Tchad : le gouvernement conteste les accusations de l’ONU sur des victimes civiles
Les autorités tchadiennes ont catégoriquement rejeté, ce jeudi, les allégations formulées par l’Organisation des Nations unies concernant des pertes humaines civiles lors d’opérations antiterroristes menées contre Boko Haram dans la région du bassin du lac Tchad. La capitale, N’Djamena, s’est dite par ailleurs ouverte à la réalisation d’enquêtes approfondies.

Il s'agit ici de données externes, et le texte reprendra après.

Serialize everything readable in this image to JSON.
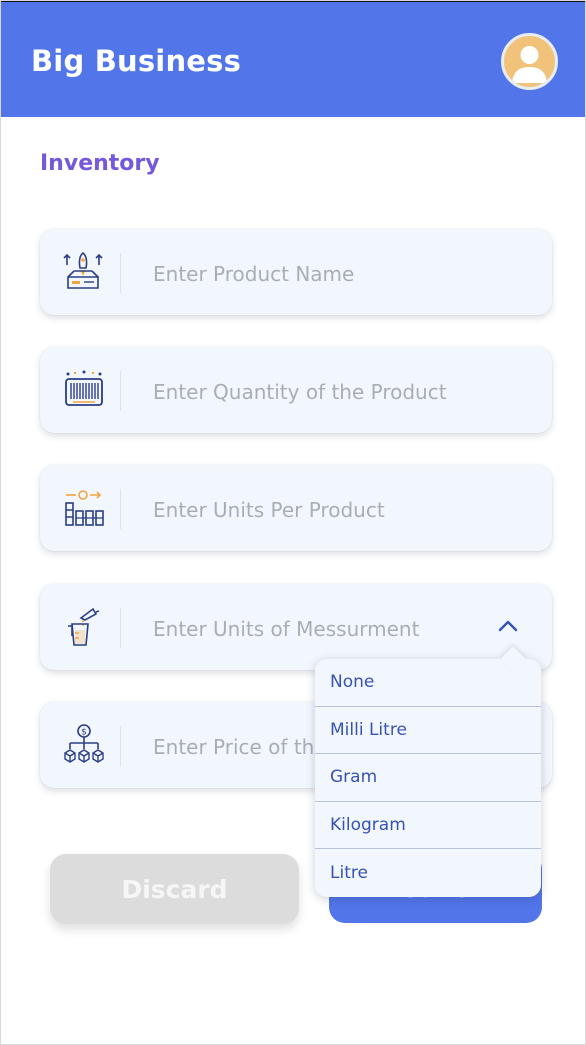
{
  "header": {
    "app_title": "Big Business"
  },
  "main": {
    "section_title": "Inventory",
    "fields": [
      {
        "icon": "product-launch-icon",
        "placeholder": "Enter Product Name"
      },
      {
        "icon": "barcode-icon",
        "placeholder": "Enter Quantity of the Product"
      },
      {
        "icon": "boxes-settings-icon",
        "placeholder": "Enter Units Per Product"
      },
      {
        "icon": "measuring-cup-icon",
        "placeholder": "Enter Units of Messurment"
      },
      {
        "icon": "price-hierarchy-icon",
        "placeholder": "Enter Price of th"
      }
    ]
  },
  "actions": {
    "discard_label": "Discard",
    "save_label": "Save"
  },
  "dropdown": {
    "options": [
      "None",
      "Milli Litre",
      "Gram",
      "Kilogram",
      "Litre"
    ]
  },
  "colors": {
    "primary": "#5275ea",
    "accent_title": "#7559dc",
    "field_bg": "#f2f6fd",
    "placeholder": "#a9adb6",
    "dropdown_text": "#3753b5",
    "icon_blue": "#2b3e86",
    "icon_orange": "#f0a640"
  }
}
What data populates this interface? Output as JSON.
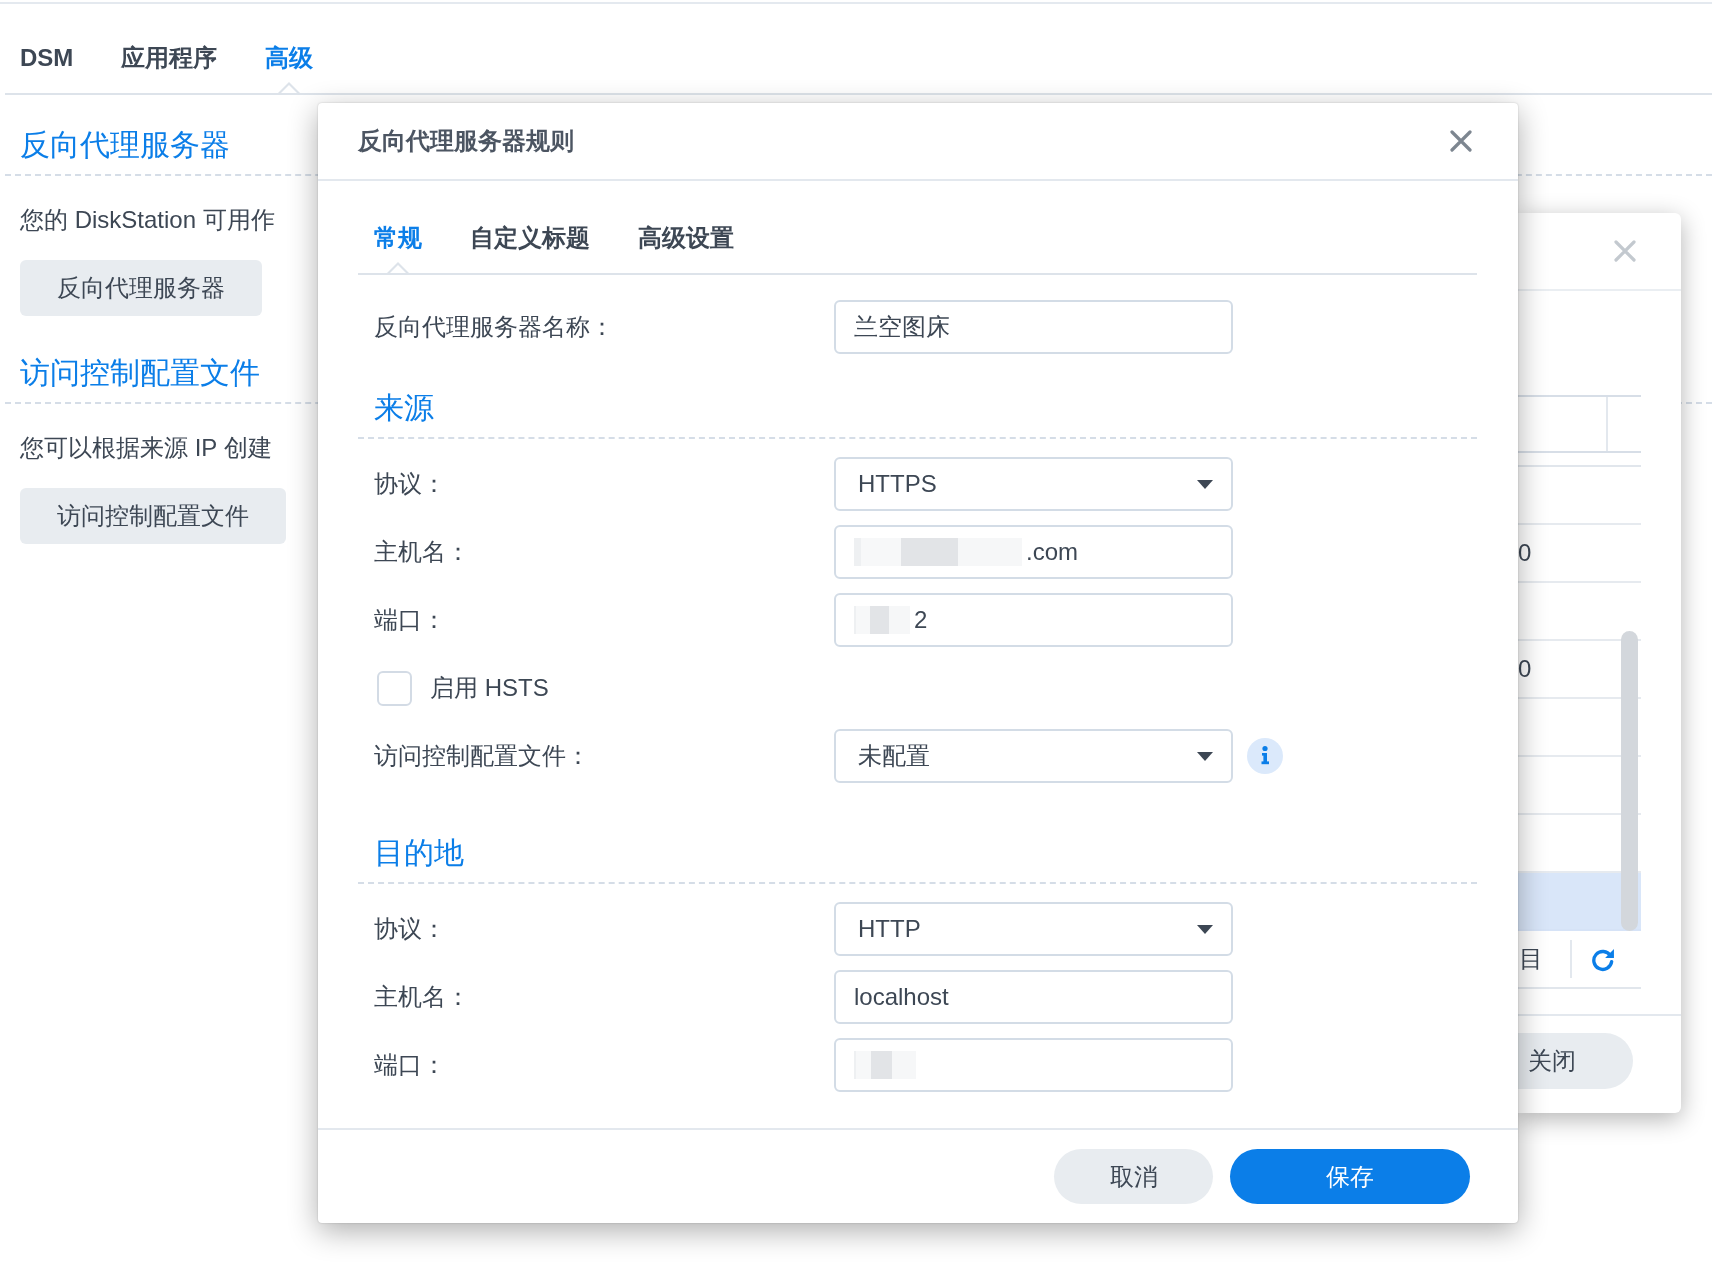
{
  "top_tabs": [
    {
      "label": "DSM",
      "selected": false
    },
    {
      "label": "应用程序",
      "selected": false
    },
    {
      "label": "高级",
      "selected": true
    }
  ],
  "sections": [
    {
      "title": "反向代理服务器",
      "description": "您的 DiskStation 可用作",
      "button": "反向代理服务器"
    },
    {
      "title": "访问控制配置文件",
      "description": "您可以根据来源 IP 创建",
      "button": "访问控制配置文件"
    }
  ],
  "back_dialog": {
    "rows": [
      {
        "selected": false
      },
      {
        "cell": "0",
        "selected": false
      },
      {
        "selected": false
      },
      {
        "cell": "0",
        "selected": false
      },
      {
        "selected": false
      },
      {
        "selected": false
      },
      {
        "selected": false
      },
      {
        "selected": true
      }
    ],
    "status": "目",
    "close_button": "关闭"
  },
  "rule_dialog": {
    "title": "反向代理服务器规则",
    "tabs": [
      {
        "label": "常规",
        "selected": true
      },
      {
        "label": "自定义标题",
        "selected": false
      },
      {
        "label": "高级设置",
        "selected": false
      }
    ],
    "name_field": {
      "label": "反向代理服务器名称：",
      "value": "兰空图床"
    },
    "groups": [
      {
        "title": "来源",
        "fields": [
          {
            "kind": "select",
            "label": "协议：",
            "value": "HTTPS"
          },
          {
            "kind": "input",
            "label": "主机名：",
            "value": ".com",
            "redacted": true
          },
          {
            "kind": "input",
            "label": "端口：",
            "value": "2",
            "redacted": true
          },
          {
            "kind": "checkbox",
            "label": "启用 HSTS",
            "checked": false
          },
          {
            "kind": "select",
            "label": "访问控制配置文件：",
            "value": "未配置",
            "info": true
          }
        ]
      },
      {
        "title": "目的地",
        "fields": [
          {
            "kind": "select",
            "label": "协议：",
            "value": "HTTP"
          },
          {
            "kind": "input",
            "label": "主机名：",
            "value": "localhost"
          },
          {
            "kind": "input",
            "label": "端口：",
            "redacted": true
          }
        ]
      }
    ],
    "buttons": [
      {
        "kind": "secondary",
        "label": "取消"
      },
      {
        "kind": "primary",
        "label": "保存"
      }
    ]
  }
}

N’Djamena défend l’action de son armée
Le porte-parole du gouvernement tchadien, Gassim Chérif Mahamat, a vivement critiqué des accusations qu’il qualifie de« tentatives de discrédit » envers les forces armées tchadiennes. Il a réaffirmé leur professionnalisme et leur engagement sans faille dans la lutte contre les groupes terroristes au Sahel et autour du lac Tchad. Ces déclarations surviennent après un communiqué du Haut-Commissariat des Nations unies aux droits de l’homme évoquant des frappes aériennes attribuées à l’armée tchadienne et nigériane dans le nord-est du Nigeria, entraînant selon l’ONU la mort de plusieurs dizaines de civils.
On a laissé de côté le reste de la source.